Im Sommer 2016 waren ein paar Hundert der vom Aussterben bedrohten Kleinschnecken in den Sihlwald zwischen Hochwacht und Schnabelburg gezügelt worden. Die nur wenige Millimeter grossen Schnecken lebten vorher im Langenberg auf Kastanienbäumen, die gefällt werden mussten.

Nach gut einem Jahr sind nun auf rund einem Viertel der Bäume, auf denen die Schnecken ausgesetzt wurden, wieder Tiere gefunden worden, wie der Wildnispark Zürich am Donnerstag mitteilte. Zwar waren es nur einzelne Schnecken - dies wird trotzdem als "eindeutig positiv" bewertet.

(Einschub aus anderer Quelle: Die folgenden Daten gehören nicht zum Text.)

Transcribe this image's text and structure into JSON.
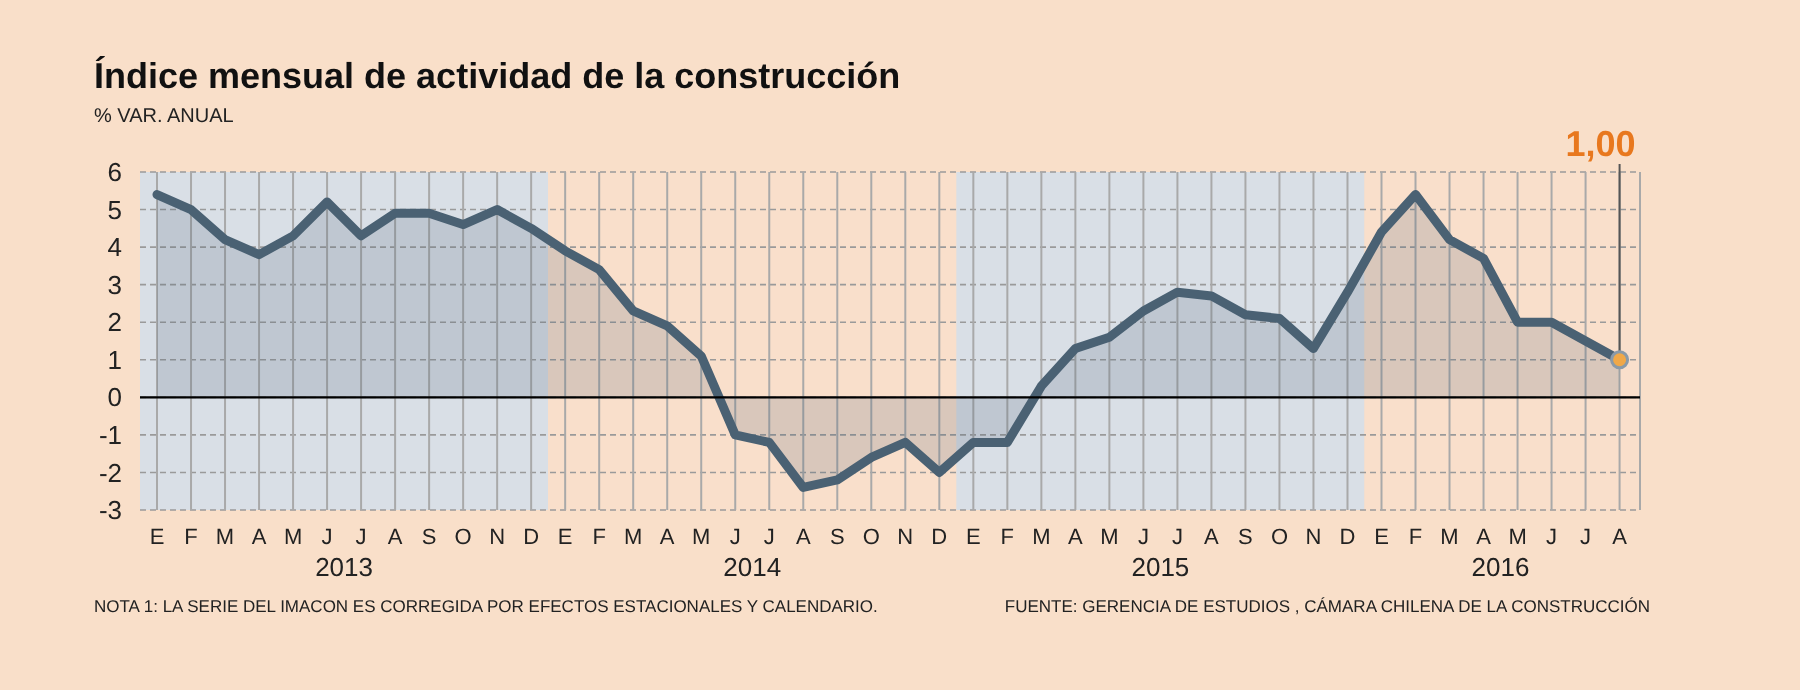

Einerseits gebe es Schnecken-Umsiedlungen, bei denen ein Jahr später keine Tier mehr gefunden werde. Andererseits ist es gemäss Mitteilung gut möglich, dass noch weitere Tiere am neuen Standort im Sihlwald hausen.

Wegen des heissen Sommers haben sich die Schnecken weit in die raue Rinde zurückgezogen. So seien insbesondere die kleinen Jungtiere dadurch kaum sichtbar. Ob die Umsiedlung erfolgreich war, kann aber erst in ein paar Jahren gesagt werden.

Das Gebiet rund um die Schnabelburg auf der Albiskette ist ein bekannter Standort für die Zahnlose Schliessmundschnecke: Durch die Renovation der einsturzgefährdeten Burgruine im Sommer 2011 wurde der Bestand aber stark dezimiert.

Die Zahnlose Schliessmundschnecke befindet sich auf der Roten Liste der vom Aussterben bedrohten Tierarten. Eine ausgewachsene Schnecke ist nur etwa zehn Millimeter lang und einen Millimeter breit. Sie hat als einzige der Schliessmundschnecken keine "Zähne" oder "Lamellen". Sie fühlt sich auf allen Bäumen mit rauer, aufgerissener Rinde wohl.